El libro demuestra, por lo tanto, la potencia explicativa que porta un abordaje de largo plazo, habilitando la comprensión de procesos cuya historicidad sólo puede advertirse a través de la larga duración (aun preservando una escala local para el análisis). Ello implica no sólo un abordaje plurisecular sobre prácticas, significantes o potestades, sino igualmente un cuidadoso trabajo de enlace con el presente histórico. Tomando al “presente como punto de partida” (p. 698), el autor explica que la observación de prácticas judiciales en el pasado puede ser tributaria de disparadores contemporáneos. De igual modo, las apelaciones que los actores del presente hacen al pasado —o los “puentes” que tienden con éste— deben advertirse como un campo de abordaje, que permite “reflexionar yendo y viniendo desde el siglo XXI al XVIII, y a veces hundiendo las narices un poco más allá” (p. 733). De este modo, Barriera logra explicitar al presente histórico como disparador de indagaciones preservando, a un mismo tiempo, las rigurosidades metodológicas de la investigación histórica. Y aquí se advierte otro aporte del libro, que el autor enlaza a la historia de la justicia pero que la trasciende sin dificultades: esta historiografía “identifica contenidos que son históricos precisamente porque no son pasado, porque están alojados en el presente” (p. 733). En otros términos, lo histórico quizás pueda pensarse como aquello situado en coordenadas espaciales y temporales precisas, y no sólo ni exclusivamente como aquello pretérito.

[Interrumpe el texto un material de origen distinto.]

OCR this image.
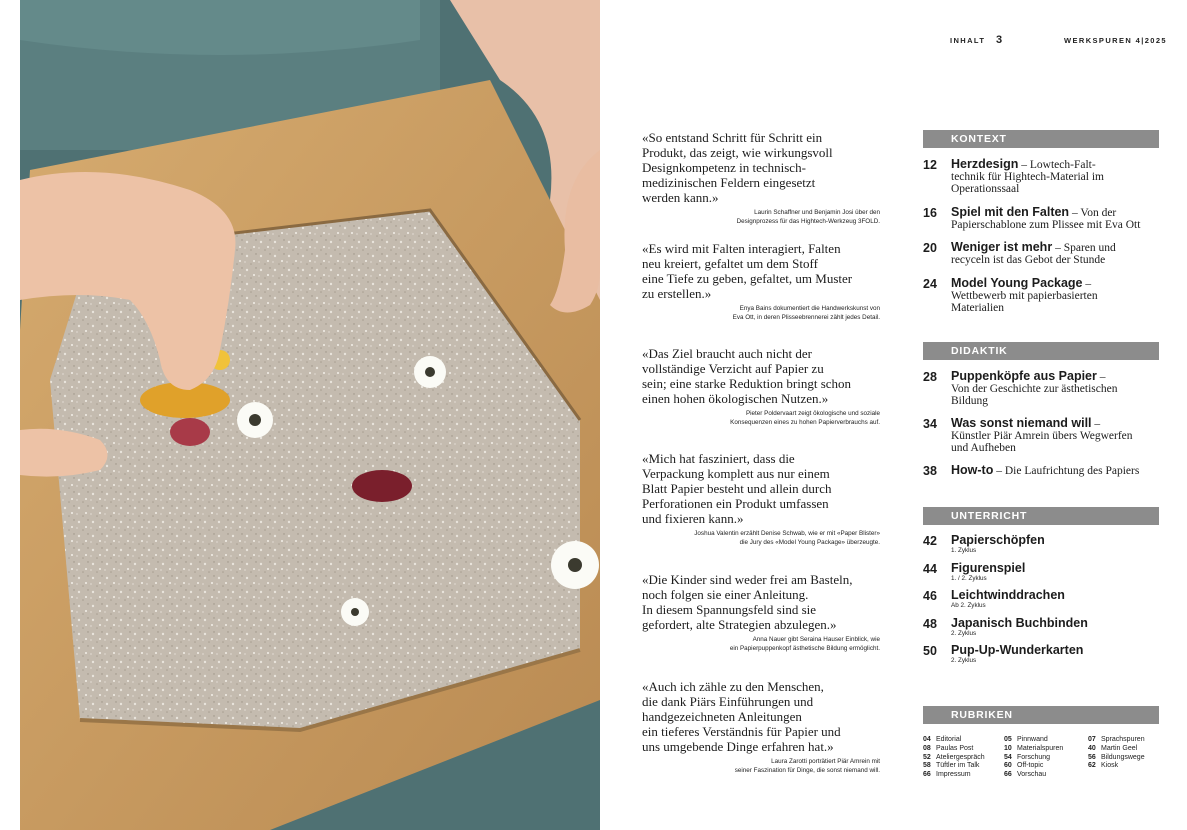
INHALT 3	WERKSPUREN 4|2025
«So entstand Schritt für Schritt ein
Produkt, das zeigt, wie wirkungsvoll
Designkompetenz in technisch-
medizinischen Feldern eingesetzt
werden kann.»
Laurin Schaffner und Benjamin Josi über den
Designprozess für das Hightech-Werkzeug 3FOLD.
«Es wird mit Falten interagiert, Falten
neu kreiert, gefaltet um dem Stoff
eine Tiefe zu geben, gefaltet, um Muster
zu erstellen.»
Enya Bains dokumentiert die Handwerkskunst von
Eva Ott, in deren Plisseebrennerei zählt jedes Detail.
«Das Ziel braucht auch nicht der
vollständige Verzicht auf Papier zu
sein; eine starke Reduktion bringt schon
einen hohen ökologischen Nutzen.»
Pieter Poldervaart zeigt ökologische und soziale
Konsequenzen eines zu hohen Papierverbrauchs auf.
«Mich hat fasziniert, dass die
Verpackung komplett aus nur einem
Blatt Papier besteht und allein durch
Perforationen ein Produkt umfassen
und fixieren kann.»
Joshua Valentin erzählt Denise Schwab, wie er mit «Paper Blister»
die Jury des «Model Young Package» überzeugte.
«Die Kinder sind weder frei am Basteln,
noch folgen sie einer Anleitung.
In diesem Spannungsfeld sind sie
gefordert, alte Strategien abzulegen.»
Anna Nauer gibt Seraina Hauser Einblick, wie
ein Papierpuppenkopf ästhetische Bildung ermöglicht.
«Auch ich zähle zu den Menschen,
die dank Piärs Einführungen und
handgezeichneten Anleitungen
ein tieferes Verständnis für Papier und
uns umgebende Dinge erfahren hat.»
Laura Zarotti porträtiert Piär Amrein mit
seiner Faszination für Dinge, die sonst niemand will.
KONTEXT
12 Herzdesign – Lowtech-Falt-
technik für Hightech-Material im
Operationssaal
16 Spiel mit den Falten – Von der
Papierschablone zum Plissee mit Eva Ott
20 Weniger ist mehr – Sparen und
recyceln ist das Gebot der Stunde
24 Model Young Package –
Wettbewerb mit papierbasierten
Materialien
DIDAKTIK
28 Puppenköpfe aus Papier –
Von der Geschichte zur ästhetischen
Bildung
34 Was sonst niemand will –
Künstler Piär Amrein übers Wegwerfen
und Aufheben
38 How-to – Die Laufrichtung des Papiers
UNTERRICHT
42 Papierschöpfen
1. Zyklus
44 Figurenspiel
1. / 2. Zyklus
46 Leichtwinddrachen
Ab 2. Zyklus
48 Japanisch Buchbinden
2. Zyklus
50 Pup-Up-Wunderkarten
2. Zyklus
RUBRIKEN
04 Editorial
08 Paulas Post
52 Ateliergespräch
58 Tüftler im Talk
66 Impressum
05 Pinnwand
10 Materialspuren
54 Forschung
60 Off-topic
66 Vorschau
07 Sprachspuren
40 Martin Geel
56 Bildungswege
62 Kiosk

Barriera comparte sus aportes como investigador, pero a un mismo tiempo socializa sus descubrimientos como lector, haciendo de su libro una materia viva cargada de actualización. Historia y justicia es por ello una cartografía a la vez que una bitácora. Y en esa conjunción, es una referencia para toda la historia social.


1 Las partes en que se organiza el libro son: “Hacer historia de la justicia en la Argentina. Una historiografía constituida en intersecciones incómodas”; “Instituciones, territorios, agentes, distancias”; y “La justicia y lo jurídico en clave social y cultural”.

2 El equipamiento político del territorio americano es observado a través de diversos prismas en el libro, tales como la venalidad de los oficios de vara en Santa Fe entre los siglos XVI y XVII (pp. 271 y ss.).

3 La naturaleza judicial del gobierno en el Antiguo Régimen es abordada, particularmente, a través de los agentes locales en el territorio, en quienes se materializaba una identidad polisémica: “justicias”, identificadas con el sujeto que administra la potestad jurisdiccional del rey (p. 242).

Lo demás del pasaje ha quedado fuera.